Wagers also shared her scientific journey from an immunology lab to a regenerative lab where she studies stem cells involved in the repair and aging of muscle tissue.
“It’s a fantastic opportunity to come back and see how everything has changed and to meet new people,” Wagers said. “It’s fantastic to hear about the wonderful work going on here, and I think it really highlights what I value about the DGP program, the remarkable quality of the science and the remarkable breadth.”
Driskill Research Award Winners:
- Lauren Albrecht, PhD candidate in the lab of Kathleen Green, PhD, Joseph L. Mayberry, Sr., Professor of Pathology and Toxicology, presented on a novel signaling cascade that moderates the activity of the protein desmoplakin, important to maintaining the structure between cells. Mutations in desmoplakin have been shown to play a role in heart and skin diseases.
- John Brooks, PhD candidate in the lab of Mark Mandel, PhD, assistant professor of Microbiology-Immunology, discussed how he identified some of the genetic factors required for the establishment of the luminescent bacterium Vibrio fischeri in the light organ of the Hawaiian bobtail squid.
- Michael Schieber, ’15 MD, ’15 PhD, who completed his thesis in the lab of Navdeep Chandel, PhD, David W. Cugell, MD, Professor of Pulmonary and Critical Care in the Department of Medicine and of Cell and Molecular Biology, shared his findings on how the response to cellular hypoxia increases lifespan in the nematode elegans.

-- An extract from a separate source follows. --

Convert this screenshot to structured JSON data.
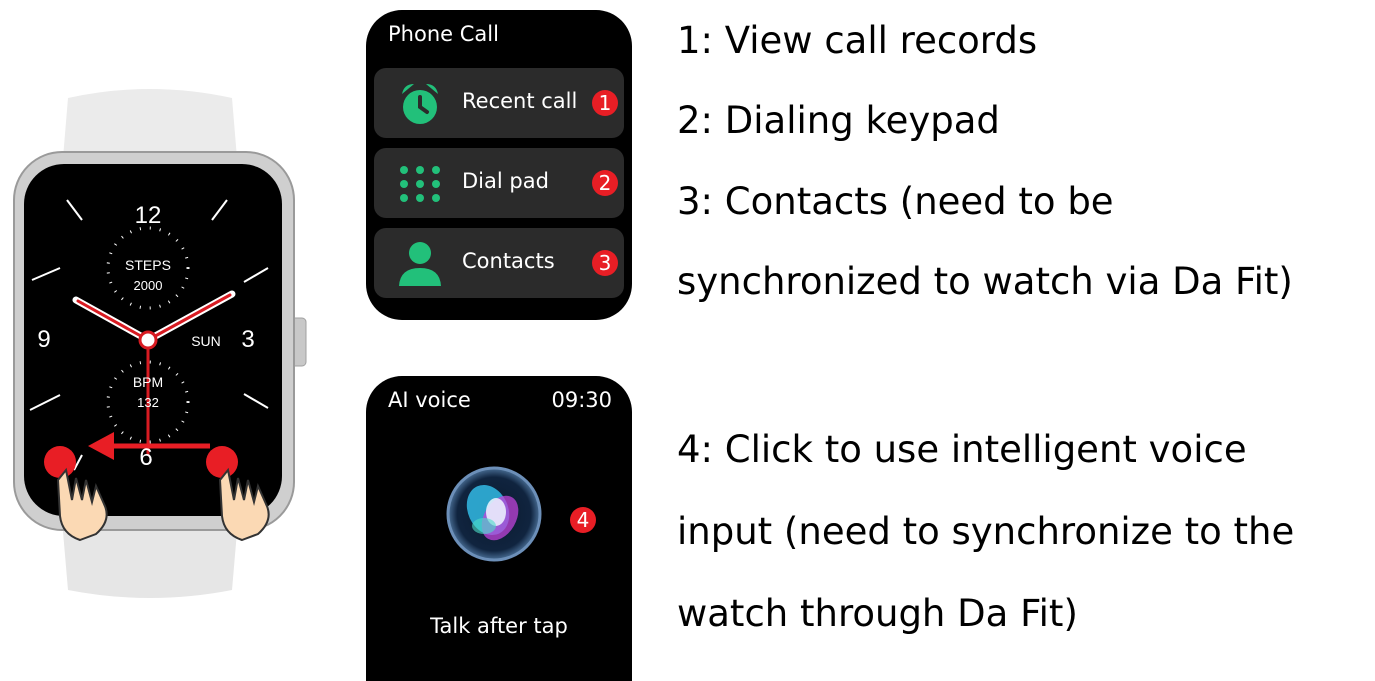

- Stephanie Rangel, ’14 PhD, who completed her thesis in the lab of Alan Hauser, MD, PhD, professor of Microbiology-Immunology and Infectious Diseases in the Department of Medicine, discussed the methods she used to study a toxin secretion system of the pathogen pseudomonas aeruginosa, which can cause pneumonia.
Other award recipients:
- Lizzie Aguiniga, PhD candidate in the lab of David Klumpp, PhD, Anthony J. Schaeffer, MD, Professor of Urology, received the student service award.
- Steven Anderson, PhD, assistant professor of Clinical Microbiology-Immunology, received the faculty teaching award.